I think that this cuts to one of the root causes why config scripts are used so much.
So to be clear, my opinion is that config scripts are way overused, and contain a lot of stuff that doesn’t belong there. I consider them a pile of bloat arbitrarily thrown together, and I think that they often make the code more difficult to understand.
IMO, there are a couple of reasons why so much data ends up in config scripts:
- Some of our flagship libraries (Phoenix and Ecto) promote it.
- Some libraries require it.
- There’s no obvious or convenient way to specify variations between different mix envs.
To be completely honest, at my company we also overuse config scripts, precisely for the reasons stated above. So for example, even though we’re aware of
if Mix.env() and how/when we can use it, if a constant varies between different envs, we usually just stuff it to config script.
I further believe that this convenience subtly creates a tendency to put even more data into config scripts. So for example, my colleague recently argued that some MFAs belong to config scripts, because they “feel” like config, even though MFA is clearly code, not config. This was for me the direct motivation to write that lengthy post about config scripts, and to actively start questioning them.
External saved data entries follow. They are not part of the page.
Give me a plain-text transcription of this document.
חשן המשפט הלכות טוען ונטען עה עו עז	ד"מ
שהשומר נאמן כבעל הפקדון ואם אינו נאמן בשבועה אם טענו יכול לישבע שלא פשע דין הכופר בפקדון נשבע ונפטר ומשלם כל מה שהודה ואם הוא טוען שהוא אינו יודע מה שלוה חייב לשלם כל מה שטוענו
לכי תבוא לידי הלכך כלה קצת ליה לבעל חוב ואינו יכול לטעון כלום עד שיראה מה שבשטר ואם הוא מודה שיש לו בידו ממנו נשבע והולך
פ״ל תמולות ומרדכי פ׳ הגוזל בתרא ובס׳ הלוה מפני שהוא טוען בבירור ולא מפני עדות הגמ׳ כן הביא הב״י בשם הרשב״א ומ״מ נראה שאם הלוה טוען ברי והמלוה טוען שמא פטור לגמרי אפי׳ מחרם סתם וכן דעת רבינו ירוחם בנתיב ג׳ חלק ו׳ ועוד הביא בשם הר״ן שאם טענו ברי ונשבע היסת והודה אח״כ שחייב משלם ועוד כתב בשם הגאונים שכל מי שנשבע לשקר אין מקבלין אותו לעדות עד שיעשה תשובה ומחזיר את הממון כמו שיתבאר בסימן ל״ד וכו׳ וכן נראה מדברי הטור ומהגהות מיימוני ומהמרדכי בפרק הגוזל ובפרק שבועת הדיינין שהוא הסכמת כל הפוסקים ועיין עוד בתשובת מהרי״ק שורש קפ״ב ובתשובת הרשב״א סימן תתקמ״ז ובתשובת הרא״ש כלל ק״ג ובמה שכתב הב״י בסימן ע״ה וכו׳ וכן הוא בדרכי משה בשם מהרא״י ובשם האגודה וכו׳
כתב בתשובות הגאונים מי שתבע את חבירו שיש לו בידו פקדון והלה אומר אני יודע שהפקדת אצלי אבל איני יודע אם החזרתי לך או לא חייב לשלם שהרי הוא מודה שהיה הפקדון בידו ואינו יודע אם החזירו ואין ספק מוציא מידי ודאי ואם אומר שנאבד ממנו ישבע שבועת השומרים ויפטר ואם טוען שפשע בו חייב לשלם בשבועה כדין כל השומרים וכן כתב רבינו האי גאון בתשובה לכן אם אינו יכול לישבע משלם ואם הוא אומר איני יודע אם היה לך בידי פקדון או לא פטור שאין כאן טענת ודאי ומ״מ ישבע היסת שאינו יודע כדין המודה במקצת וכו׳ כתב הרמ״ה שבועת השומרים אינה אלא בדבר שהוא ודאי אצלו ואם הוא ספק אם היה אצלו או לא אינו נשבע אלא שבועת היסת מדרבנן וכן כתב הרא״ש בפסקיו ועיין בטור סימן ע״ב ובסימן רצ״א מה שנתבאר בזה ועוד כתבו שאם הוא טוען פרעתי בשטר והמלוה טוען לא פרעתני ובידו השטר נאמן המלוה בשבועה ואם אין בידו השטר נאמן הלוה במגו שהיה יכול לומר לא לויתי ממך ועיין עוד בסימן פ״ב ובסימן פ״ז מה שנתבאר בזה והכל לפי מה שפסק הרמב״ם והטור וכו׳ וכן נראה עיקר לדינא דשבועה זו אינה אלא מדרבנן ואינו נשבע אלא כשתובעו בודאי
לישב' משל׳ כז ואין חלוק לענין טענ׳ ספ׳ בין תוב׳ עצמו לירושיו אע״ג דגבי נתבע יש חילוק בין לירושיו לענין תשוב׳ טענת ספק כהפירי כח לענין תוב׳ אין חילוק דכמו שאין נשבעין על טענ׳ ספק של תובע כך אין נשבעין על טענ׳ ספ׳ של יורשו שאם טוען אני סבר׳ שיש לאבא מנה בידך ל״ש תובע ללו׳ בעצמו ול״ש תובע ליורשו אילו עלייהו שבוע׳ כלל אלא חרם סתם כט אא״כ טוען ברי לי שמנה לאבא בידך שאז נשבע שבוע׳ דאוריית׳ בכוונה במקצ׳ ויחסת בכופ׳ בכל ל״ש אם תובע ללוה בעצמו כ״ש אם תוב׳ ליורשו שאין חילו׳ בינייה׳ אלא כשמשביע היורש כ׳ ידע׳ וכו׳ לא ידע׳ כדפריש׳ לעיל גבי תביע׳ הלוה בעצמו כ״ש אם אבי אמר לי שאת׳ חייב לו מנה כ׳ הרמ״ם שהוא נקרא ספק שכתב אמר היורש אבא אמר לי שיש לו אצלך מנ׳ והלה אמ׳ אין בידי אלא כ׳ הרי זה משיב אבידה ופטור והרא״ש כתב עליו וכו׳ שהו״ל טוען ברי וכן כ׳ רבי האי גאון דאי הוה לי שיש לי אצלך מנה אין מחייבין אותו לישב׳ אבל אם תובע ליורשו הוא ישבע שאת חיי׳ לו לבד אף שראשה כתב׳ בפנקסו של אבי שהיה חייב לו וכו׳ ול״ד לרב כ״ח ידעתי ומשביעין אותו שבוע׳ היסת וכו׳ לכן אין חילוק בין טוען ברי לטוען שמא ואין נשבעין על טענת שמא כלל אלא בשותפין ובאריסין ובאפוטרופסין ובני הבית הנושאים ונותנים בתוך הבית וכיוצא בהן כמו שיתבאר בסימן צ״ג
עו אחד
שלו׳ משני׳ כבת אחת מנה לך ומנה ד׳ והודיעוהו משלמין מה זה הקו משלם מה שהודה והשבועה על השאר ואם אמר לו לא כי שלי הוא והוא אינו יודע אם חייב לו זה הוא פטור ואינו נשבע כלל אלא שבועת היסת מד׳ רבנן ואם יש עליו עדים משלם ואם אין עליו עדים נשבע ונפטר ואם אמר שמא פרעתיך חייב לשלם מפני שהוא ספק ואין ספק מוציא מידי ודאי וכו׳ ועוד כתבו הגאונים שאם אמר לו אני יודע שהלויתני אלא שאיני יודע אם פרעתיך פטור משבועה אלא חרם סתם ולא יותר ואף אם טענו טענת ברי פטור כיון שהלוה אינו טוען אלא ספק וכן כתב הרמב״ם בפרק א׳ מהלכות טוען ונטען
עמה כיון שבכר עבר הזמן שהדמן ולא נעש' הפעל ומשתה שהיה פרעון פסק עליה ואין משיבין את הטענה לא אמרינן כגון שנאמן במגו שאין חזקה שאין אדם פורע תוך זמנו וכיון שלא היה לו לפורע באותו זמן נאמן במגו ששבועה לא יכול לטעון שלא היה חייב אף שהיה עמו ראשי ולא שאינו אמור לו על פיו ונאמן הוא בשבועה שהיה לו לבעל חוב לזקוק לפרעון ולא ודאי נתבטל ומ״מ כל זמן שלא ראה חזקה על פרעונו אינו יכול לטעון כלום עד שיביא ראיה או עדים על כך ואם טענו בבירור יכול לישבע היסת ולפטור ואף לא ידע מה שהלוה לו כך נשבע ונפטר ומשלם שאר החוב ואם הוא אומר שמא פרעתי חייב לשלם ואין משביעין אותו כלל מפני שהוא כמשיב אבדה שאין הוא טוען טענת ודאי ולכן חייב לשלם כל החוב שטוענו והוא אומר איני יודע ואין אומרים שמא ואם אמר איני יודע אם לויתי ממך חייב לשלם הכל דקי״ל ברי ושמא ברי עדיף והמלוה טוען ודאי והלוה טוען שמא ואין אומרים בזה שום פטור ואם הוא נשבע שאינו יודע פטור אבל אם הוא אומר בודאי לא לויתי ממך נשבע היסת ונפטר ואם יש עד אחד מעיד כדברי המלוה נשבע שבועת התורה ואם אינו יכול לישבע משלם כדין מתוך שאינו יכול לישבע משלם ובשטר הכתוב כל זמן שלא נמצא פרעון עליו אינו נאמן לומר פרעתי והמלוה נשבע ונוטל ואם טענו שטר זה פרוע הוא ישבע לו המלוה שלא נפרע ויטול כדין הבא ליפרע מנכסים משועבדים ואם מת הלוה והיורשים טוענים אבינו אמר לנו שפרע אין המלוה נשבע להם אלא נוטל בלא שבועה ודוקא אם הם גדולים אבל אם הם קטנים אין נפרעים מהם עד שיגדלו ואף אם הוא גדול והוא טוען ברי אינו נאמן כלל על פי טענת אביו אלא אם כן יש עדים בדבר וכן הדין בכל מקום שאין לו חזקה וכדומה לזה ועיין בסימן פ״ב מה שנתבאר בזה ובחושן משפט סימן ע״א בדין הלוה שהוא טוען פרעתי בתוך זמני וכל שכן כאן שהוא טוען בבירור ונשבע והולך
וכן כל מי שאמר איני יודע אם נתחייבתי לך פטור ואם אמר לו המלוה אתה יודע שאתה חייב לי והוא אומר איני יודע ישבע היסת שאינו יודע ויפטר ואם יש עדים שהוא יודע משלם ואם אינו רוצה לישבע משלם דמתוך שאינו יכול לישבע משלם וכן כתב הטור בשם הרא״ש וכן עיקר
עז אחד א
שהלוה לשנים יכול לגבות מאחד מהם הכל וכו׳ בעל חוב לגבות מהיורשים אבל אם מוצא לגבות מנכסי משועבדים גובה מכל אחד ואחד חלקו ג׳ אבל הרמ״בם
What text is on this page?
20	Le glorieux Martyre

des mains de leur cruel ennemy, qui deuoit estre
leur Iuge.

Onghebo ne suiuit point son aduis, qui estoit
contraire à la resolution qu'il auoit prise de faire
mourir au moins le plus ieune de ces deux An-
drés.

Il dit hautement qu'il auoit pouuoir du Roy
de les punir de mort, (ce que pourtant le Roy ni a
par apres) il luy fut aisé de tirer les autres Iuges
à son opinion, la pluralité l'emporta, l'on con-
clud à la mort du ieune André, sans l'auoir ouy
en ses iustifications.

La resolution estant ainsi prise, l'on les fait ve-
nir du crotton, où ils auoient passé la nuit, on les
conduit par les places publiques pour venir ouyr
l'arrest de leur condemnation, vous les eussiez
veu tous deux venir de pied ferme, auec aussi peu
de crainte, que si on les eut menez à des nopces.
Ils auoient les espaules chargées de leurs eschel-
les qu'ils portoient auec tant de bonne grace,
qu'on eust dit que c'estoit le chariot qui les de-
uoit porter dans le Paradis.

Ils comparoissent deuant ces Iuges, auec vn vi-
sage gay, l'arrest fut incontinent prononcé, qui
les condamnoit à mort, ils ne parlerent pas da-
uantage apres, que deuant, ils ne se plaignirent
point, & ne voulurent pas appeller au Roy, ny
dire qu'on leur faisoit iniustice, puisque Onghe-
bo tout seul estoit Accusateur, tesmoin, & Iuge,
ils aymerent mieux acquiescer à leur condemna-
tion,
To be clear, I used them myself a lot, even though I was never quite comfortable with them, which is why I’m increasingly starting to feel that they are misleading people and causing problems much more then they actually help because:
- Config scripts are not runtime friendly, and cause confusion when used with OTP releases.
- Parameters are not consolidate anymore. For example, endpoint parameters are now specified in at least four config files.
- A bunch of unrelated data is thrown together.
Therefore, I feel that instead of adding the additional complex machinery to address the issue number 1 (which is just one issue of config scripts), it would be much better if runtime configuration through regular code was promoted and assisted.
In particular, I’d like to see:
- Official helper macros to simplify expressing small variations between mix envs in regular code. Perhaps something along the lines of this macro, or something different/better.
mix phx.new, Ecto/Phoenix docs, Elixir docs, and official getting started guides favouring runtime configuration over config scripts.
This will not solve all the problems, but I believe it will solve most of them, and that it will guide the community to write their code and libraries in a better way.
Now, some members from Elixir and Phoenix core team have mentioned that many people were further confused when
init/2 callbacks were introduced. Personally, I don’t at all buy that this means that runtime config is confusing. The thing is that prior to
init/2 a typical Elixir project had at least four files where parameters were specified (config, dev, test, and prod.exs). And then the fifth one was added. No wonder that people found this even more confusing.
But until we guide people to provide their parameters as much as possible in the regular code, it’s unfair to say that runtime config is confusing.
I should also state that I was not a fan of
init/2 when it was proposed. Personally, I felt that endpoint and repo should just take their parameters as argument to
child_spec/1. This has issues with hot code reloading, but that’s an advanced scenario anyway. My impression is that with
init/2, Elixir/Ecto/Phoenix team decided to make the runtime configuration more complex to simplify advanced (and arguably infrequent) scenarios at the expense of more complex interface for everyone. My feeling is that this was not a good tradeoff. I suspect that the callback style interface of
init/2 also adds to the confusion people have.
In summary, I think that Elixir/Phoenix/Ecto team historically favoured config scripts way more than runtime configs in regular code, and that’s why we’re here. Perhaps, instead of adding more complex machinery to config scripts, a better way would be to assist and promote runtime configuration through regular code and plain old passing of arguments to functions. I feel that this requires much less interventions in the language and that it can take us very far, although it will admittedly take time to move the community to such style of configuration.